E1, E2 e E3 têm alguma familiaridade com os comitês de bacia, dos quais já ouviram falar, no entanto, demonstrando conter informações limitadas sobre o seu papel, que seria o de conduzir a parte política do processo de gestão hídrica no território abrangido pela bacia, conforme já relatado anteriormente no trabalho. E1, por exemplo, procurou se aproximar do conceito, expressando-se de modo genérico nas colocações:

O que eu conheço é que, a participação deste comitê, a regulamentação, no sentido também da participação de todos os usuários de água, da conscientização, de que o uso desta água precisa ser melhor tratado no sentido de ser melhor distribuída. Os usuários de água têm que ter conhecimento de que no futuro, se nós não tomarmos providências, vamos ficar sem água. Este comitê está preocupado com isso. Está buscando preservar todas as nascentes (que eu saiba), fazendo projetos, e conscientizando principalmente a população e os usuários diretos de que esta água poderá desaparecer.

Sobre as condições hídricas da região, os três entrevistados demonstraram estar cientes dos problemas relacionados ao passivo ambiental da região carbonífera, que afetam diretamente os rios das três bacias hidrográficas, incluindo a do Urussanga.
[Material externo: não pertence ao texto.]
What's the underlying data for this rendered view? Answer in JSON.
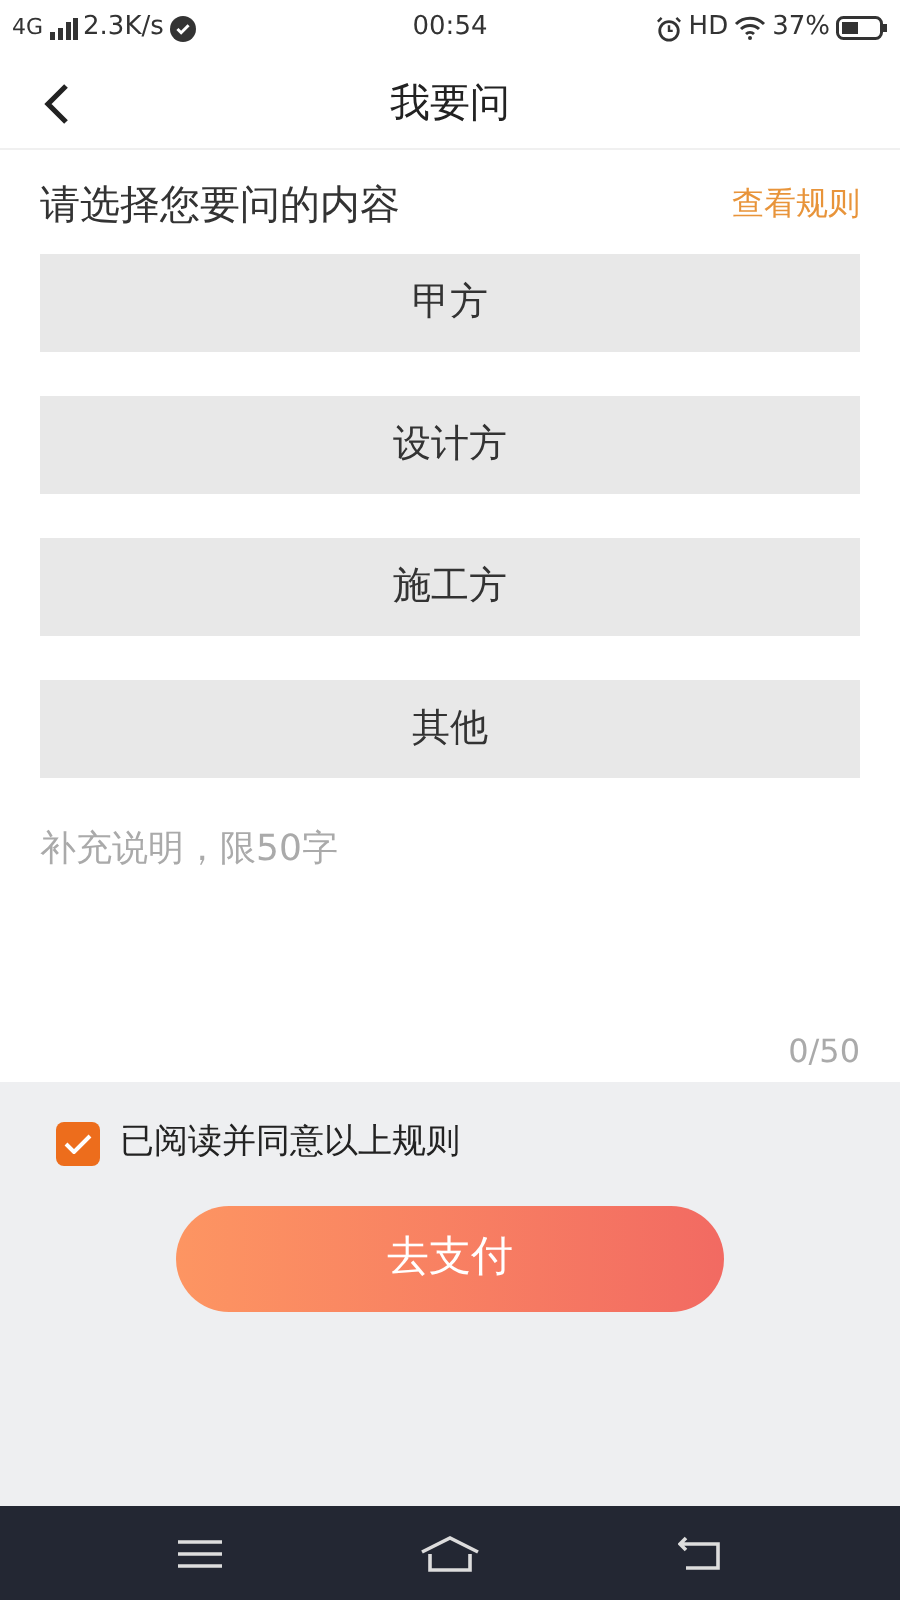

E1 destaca a dificuldade de se saber se há água disponível para que o setor econômico possa prospectar a vinda de novas empresas para a região, sem entrar em detalhes na origem do problema, em grande parte relacionado à mineração de carvão, com associação de outras fontes contaminantes. Já E3 admitiu o problema do manejo inadequado do meio ambiente pelo setor econômico: “Na nossa região o setor econômico meio que se autodenominou dono dos recursos naturais e nós estamos até hoje, há anos e anos, colhendo o fruto disso. Os rios todos poluídos que nós temos aqui”.
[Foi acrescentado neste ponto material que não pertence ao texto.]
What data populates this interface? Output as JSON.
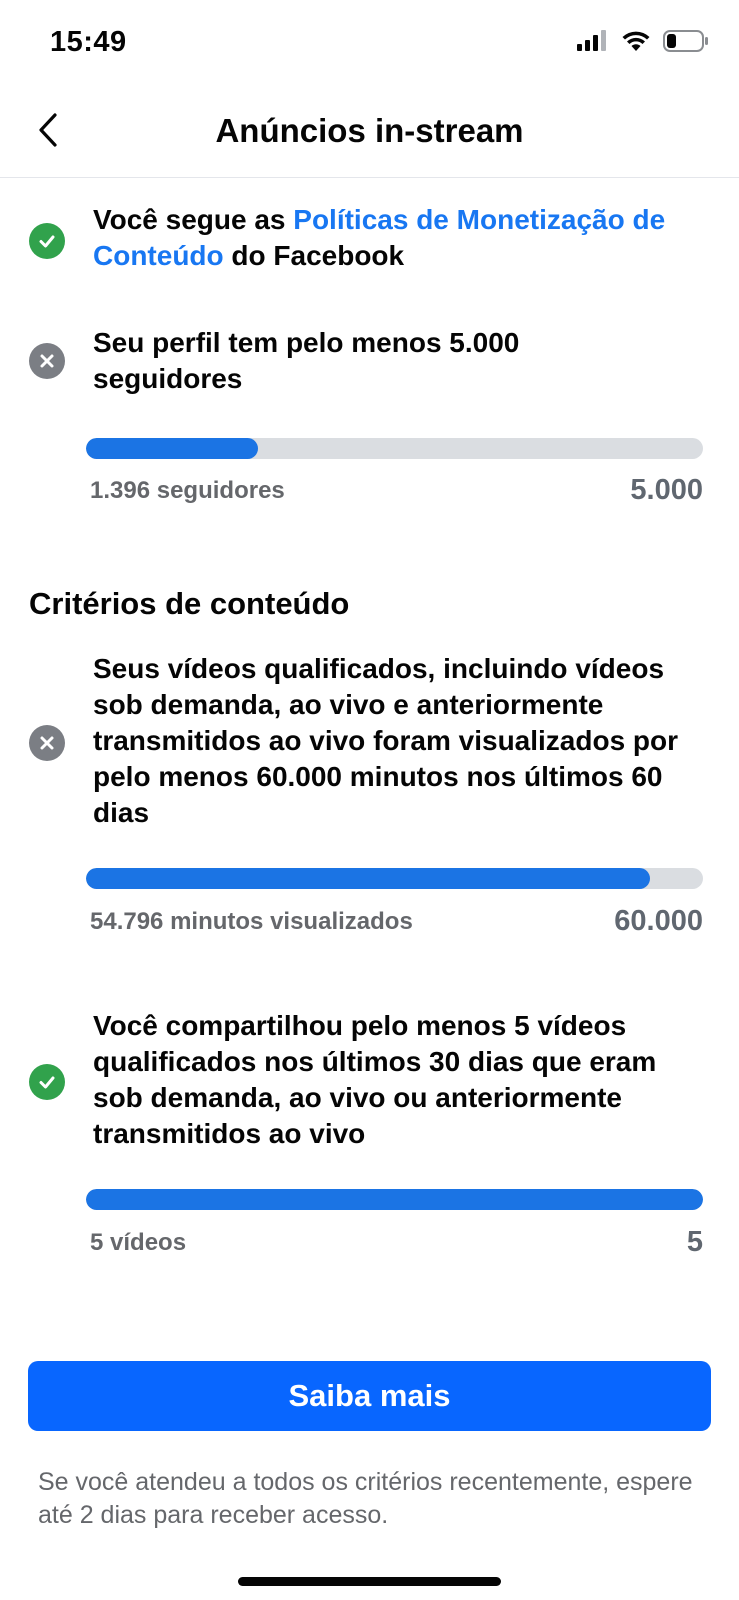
{
  "status_bar": {
    "time": "15:49"
  },
  "header": {
    "title": "Anúncios in-stream"
  },
  "criteria": [
    {
      "status": "met",
      "text_before": "Você segue as ",
      "link_text": "Políticas de Monetização de Conteúdo",
      "text_after": " do Facebook"
    },
    {
      "status": "not-met",
      "text": "Seu perfil tem pelo menos 5.000 seguidores",
      "progress": {
        "current_label": "1.396 seguidores",
        "target_label": "5.000",
        "fraction": 0.2792
      }
    }
  ],
  "content_section": {
    "title": "Critérios de conteúdo",
    "criteria": [
      {
        "status": "not-met",
        "text": "Seus vídeos qualificados, incluindo vídeos sob demanda, ao vivo e anteriormente transmitidos ao vivo foram visualizados por pelo menos 60.000 minutos nos últimos 60 dias",
        "progress": {
          "current_label": "54.796 minutos visualizados",
          "target_label": "60.000",
          "fraction": 0.9133
        }
      },
      {
        "status": "met",
        "text": "Você compartilhou pelo menos 5 vídeos qualificados nos últimos 30 dias que eram sob demanda, ao vivo ou anteriormente transmitidos ao vivo",
        "progress": {
          "current_label": "5 vídeos",
          "target_label": "5",
          "fraction": 1.0
        }
      }
    ]
  },
  "cta": {
    "label": "Saiba mais"
  },
  "footnote": "Se você atendeu a todos os critérios recentemente, espere até 2 dias para receber acesso.",
  "colors": {
    "accent": "#1877f2",
    "button": "#0866ff",
    "met": "#31a24c",
    "not_met": "#7b7e84"
  }
}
Ainda em relação ao mesmo tema, E2 destacou que há apenas dois mananciais hídricos que abastecem a população de Urussanga, observando que comunidades já estão sem água no município. Segundo o mesmo entrevistado, a população deu as costas para o rio, não adotando ações cuidadosas ao fazerem uso do solo e dos recursos hídricos, atribuindo a responsabilidade pela poluição também a outras atividades, além da carbonífera. Residente em localidade em que o abastecimento de água é municipalizado, E2 disse que pouco se utiliza do serviço, porque capta água de nascentes na sua propriedade: “Eu tenho as fontes tratadas, eu tenho as fontes naturais que na época em que o meu pai implantou os parreirais

ele implantou umas caixas grandes, assim de contenção dessas águas da fonte. Mas tu vês, se há um desmatamento, já posso perder essas fontes”.
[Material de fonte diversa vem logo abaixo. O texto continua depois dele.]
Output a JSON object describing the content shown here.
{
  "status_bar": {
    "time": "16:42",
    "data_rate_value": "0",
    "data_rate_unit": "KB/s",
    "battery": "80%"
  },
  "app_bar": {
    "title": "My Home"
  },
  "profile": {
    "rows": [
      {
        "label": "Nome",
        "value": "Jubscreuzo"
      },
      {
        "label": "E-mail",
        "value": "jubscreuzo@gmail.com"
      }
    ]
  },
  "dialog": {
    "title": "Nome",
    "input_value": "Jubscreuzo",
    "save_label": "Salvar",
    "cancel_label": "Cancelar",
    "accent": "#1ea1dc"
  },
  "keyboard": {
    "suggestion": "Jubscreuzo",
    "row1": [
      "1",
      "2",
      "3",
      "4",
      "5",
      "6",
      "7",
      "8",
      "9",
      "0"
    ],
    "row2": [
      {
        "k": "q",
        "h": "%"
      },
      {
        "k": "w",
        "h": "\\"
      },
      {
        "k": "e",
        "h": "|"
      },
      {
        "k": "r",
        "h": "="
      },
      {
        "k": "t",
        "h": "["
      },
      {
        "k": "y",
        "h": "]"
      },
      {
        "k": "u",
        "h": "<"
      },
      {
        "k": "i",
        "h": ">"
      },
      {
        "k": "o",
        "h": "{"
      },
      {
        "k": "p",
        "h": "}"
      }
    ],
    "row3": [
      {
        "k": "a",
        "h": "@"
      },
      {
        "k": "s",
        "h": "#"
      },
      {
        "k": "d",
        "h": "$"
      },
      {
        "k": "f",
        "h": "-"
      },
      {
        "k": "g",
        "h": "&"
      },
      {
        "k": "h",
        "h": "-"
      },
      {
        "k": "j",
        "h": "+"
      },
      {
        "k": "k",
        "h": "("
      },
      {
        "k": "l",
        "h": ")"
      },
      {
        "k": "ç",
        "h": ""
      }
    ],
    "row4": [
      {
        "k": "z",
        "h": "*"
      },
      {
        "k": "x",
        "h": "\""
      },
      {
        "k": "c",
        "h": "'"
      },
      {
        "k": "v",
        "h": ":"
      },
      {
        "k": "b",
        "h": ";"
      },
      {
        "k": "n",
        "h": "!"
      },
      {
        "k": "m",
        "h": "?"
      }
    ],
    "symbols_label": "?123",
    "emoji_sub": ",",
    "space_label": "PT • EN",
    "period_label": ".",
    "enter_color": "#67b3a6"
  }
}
As falas de E1, E2 e E3 contribuem à compreensão de que, não obstante às suas possíveis limitações, a PNRH é algo ainda muito distante da sociedade. Sobretudo, levando-se em conta o caráter descentralizador de poder, tendo nos comitês de bacia hidrográfica instâncias à definição de políticas para os usos racionais e democráticos dos recursos hídricos. Embora a água seja um dos elementos principais no desenvolvimento do território, seu manejo parece ocorrer aleatório a quaisquer processos de gestão, sendo igualmente algo fora do domínio de conhecimento e interesse dos representantes dos segmentos econômicos, o que fica evidenciado no seu discurso. Esses, cuja atuação na arena de ações dá-se estreitamente com os segmentos políticos, que são objeto de discussão na seção subsequente.